殿中的皇帝暈倒之後,唯一一個有話語權的就是皇帝的貼身太監袁利,但眼下父女倆鬆懈了跪的姿勢,他也是耷拉著眼皮跟沒瞧見似的,他一句話都不說,其他宮人也就更沒資格管,皆垂低了頭,如一尊尊木偶般站著。

很快太醫就挎著藥箱一個接一個的進入殿中,腳步匆忙淩亂,溫梨笙和溫浦長就站起來給他們讓位置,十來個太醫一窩蜂地擠在龍椅旁邊,去查看皇帝的情況。

溫梨笙就趁機站到了那個高高的侍衛身邊,見周圍人都在忙活著皇帝的事,便悄悄側頭,拱起鼻子朝侍衛身上聞了聞,隻聞到一股衣服上的皂角味道,並沒有她熟悉的那股甜香。

但溫梨笙仍然能夠確定這個侍衛就是謝瀟南假扮的。

繼當初那個小扒手,還有後來武賞會那次,這是謝瀟南換的第三張臉,但溫梨笙總算有了進步,能夠從膚色和身量高度上確認這是謝瀟南。

雖然一早就知道謝家有完整的計劃和應對,但當溫梨笙意識到這個侍衛就是謝瀟南時,意識到他在這危險之地就站在她身邊的時候,那一瞬的安心是無法用語言來表達的。

她自打進了宮殿開始就拋卻了那股子小心翼翼的斟酌與衡量,無畏無懼。

因為她心裡知道,謝瀟南在邊上站著時,不會有任何東西能傷到她,而這一切也都在謝家的掌控和計劃之中。

溫梨笙剛往謝瀟南身邊湊近一點,溫浦長就一把把她往後拽了兩步,低低喝道:“老實點!”

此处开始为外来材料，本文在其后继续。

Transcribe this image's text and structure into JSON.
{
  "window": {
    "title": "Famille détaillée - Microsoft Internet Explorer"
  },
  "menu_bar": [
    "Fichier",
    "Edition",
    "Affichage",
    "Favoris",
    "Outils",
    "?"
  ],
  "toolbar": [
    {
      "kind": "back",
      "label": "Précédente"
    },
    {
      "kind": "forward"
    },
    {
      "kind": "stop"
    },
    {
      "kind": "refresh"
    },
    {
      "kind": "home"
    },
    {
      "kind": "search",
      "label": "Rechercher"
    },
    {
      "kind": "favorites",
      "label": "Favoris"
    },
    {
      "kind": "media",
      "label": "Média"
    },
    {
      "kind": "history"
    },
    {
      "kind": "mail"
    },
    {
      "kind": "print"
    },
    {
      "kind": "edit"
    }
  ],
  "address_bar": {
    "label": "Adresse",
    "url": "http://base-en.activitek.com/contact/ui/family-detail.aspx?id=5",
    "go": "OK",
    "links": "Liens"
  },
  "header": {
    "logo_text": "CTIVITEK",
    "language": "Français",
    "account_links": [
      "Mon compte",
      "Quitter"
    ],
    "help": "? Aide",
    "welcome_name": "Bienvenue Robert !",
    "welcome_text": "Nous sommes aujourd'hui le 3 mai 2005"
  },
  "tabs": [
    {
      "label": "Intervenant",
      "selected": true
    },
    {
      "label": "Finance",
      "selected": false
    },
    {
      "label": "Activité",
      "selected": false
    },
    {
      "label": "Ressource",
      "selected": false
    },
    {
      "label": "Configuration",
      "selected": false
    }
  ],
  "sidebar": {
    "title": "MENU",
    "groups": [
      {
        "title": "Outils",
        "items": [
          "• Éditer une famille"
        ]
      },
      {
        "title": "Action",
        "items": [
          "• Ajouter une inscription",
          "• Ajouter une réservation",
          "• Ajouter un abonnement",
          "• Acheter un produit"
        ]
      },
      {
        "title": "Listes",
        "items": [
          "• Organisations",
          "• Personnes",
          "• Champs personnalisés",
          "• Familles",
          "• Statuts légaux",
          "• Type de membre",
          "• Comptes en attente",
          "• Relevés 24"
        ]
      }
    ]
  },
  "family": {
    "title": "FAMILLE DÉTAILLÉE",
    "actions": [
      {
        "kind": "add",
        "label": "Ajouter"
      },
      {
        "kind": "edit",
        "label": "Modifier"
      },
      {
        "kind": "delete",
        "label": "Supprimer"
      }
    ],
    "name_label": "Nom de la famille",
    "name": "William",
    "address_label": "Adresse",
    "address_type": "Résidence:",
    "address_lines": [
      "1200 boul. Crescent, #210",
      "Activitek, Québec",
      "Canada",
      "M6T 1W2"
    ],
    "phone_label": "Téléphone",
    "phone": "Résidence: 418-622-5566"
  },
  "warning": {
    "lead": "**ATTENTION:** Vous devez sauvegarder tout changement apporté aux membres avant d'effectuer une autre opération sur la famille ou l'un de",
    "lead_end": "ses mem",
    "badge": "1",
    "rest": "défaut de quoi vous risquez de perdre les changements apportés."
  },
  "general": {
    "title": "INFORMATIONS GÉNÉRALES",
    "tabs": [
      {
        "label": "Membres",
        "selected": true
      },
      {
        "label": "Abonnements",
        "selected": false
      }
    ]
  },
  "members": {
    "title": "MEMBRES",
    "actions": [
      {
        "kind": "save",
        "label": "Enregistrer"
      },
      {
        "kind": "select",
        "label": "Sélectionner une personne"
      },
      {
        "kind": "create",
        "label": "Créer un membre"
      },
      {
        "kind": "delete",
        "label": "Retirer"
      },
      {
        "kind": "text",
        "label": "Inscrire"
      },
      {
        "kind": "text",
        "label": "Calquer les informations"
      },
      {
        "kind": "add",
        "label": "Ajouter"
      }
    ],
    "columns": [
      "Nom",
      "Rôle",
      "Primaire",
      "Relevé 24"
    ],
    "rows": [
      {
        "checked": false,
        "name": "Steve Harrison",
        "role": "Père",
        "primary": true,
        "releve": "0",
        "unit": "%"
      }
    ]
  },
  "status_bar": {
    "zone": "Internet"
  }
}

溫梨笙驚了一下,詫異地看著她爹,“爹,你是什麼時候……”

溫浦長沒有回答,謝瀟南也儘職地扮演著侍衛,麵覆冷色地看著前方,目不斜視。

溫梨笙想了想,從一開始的時候,她爹的反應都是正常的,並不像是謝瀟南潛伏在侍衛中的樣子,就說明一開始謝瀟南是不在這裡的,是後來才頂替了其中一個侍衛進來。

她爹的態度轉變似乎是從之前被侍衛帶出門開始,也就是說他和謝瀟南之間可能在暗地裡對上了什麼暗號,互通了信息,所以她爹從一出門就知道這個人是謝瀟南。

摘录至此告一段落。